Property prices, especially for HMO’s are relatively low in comparison to the likes of Cambridge, Oxford or the London universities and makes Manchester one of the country’s leading Buy-To-Let cities for student property.
Ranked 4th in the UK by The Guardian and 97th globally by The Times, Durham University is undoubtable one of the UK’s finest and perhaps offers some of the best value in an otherwise underrated area of the country.
With the North-East experiencing an economic recovery of sorts, with plenty of businesses and infrastructure prospects finding their way to the region, Durham and its surrounding areas represent real value for money.
Yields aren’t quite as impressive as those in Manchester, but at 5.20% annually they certainly represent good returns. With average house prices in the area much lower than down south or even in some areas of the North West, there’s a low initial investment price which means that canny investors are able to build a sizeable portfolio to offset any risks.
Ranked 19th in the UK by The Guardian and within the top 150 globally, The University of Nottingham is similar in many ways to Manchester and Liverpool.
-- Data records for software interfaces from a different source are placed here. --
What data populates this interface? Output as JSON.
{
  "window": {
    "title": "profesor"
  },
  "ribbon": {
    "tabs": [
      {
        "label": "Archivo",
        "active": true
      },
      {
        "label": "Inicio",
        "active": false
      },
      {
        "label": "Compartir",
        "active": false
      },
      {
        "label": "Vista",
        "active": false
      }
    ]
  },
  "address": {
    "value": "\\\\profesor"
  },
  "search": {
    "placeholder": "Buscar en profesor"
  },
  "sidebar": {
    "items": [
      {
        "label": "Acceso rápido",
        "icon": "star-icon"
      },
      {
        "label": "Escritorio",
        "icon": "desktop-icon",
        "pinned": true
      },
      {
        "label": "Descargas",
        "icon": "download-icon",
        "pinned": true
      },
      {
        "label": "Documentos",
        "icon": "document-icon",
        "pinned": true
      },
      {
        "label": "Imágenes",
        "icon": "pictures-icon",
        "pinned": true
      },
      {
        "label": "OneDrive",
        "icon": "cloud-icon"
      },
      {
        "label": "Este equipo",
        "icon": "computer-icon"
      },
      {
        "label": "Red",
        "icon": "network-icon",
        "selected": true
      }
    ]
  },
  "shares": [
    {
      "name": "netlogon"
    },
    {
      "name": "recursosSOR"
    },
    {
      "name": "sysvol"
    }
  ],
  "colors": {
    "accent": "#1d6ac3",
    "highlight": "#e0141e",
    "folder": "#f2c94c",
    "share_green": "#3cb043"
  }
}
The city itself is going through a period of regeneration whilst keeping house prices relatively affordable. Lendinvest suggests that average annual yields in the city are 4.80% which is impressive.
The university has almost 60,000 full time students in conjunction with Nottingham Trent and, as such, boasts a large student population in comparison to its overall population. Demand is high and, as with others on this list, initial investment amounts are relatively low.
With the UK boasting arguably the best universities in the world it’s no surprise that student numbers are continuing to increase with a more even spread across the UK. Some of the country’s most valuable student cities are perhaps nestled in unexpected areas, and some are exactly where you might expect to find them. With student property set for another year of surging popularity, it may be worth expanding your portfolio across these famous cities sooner rather than later.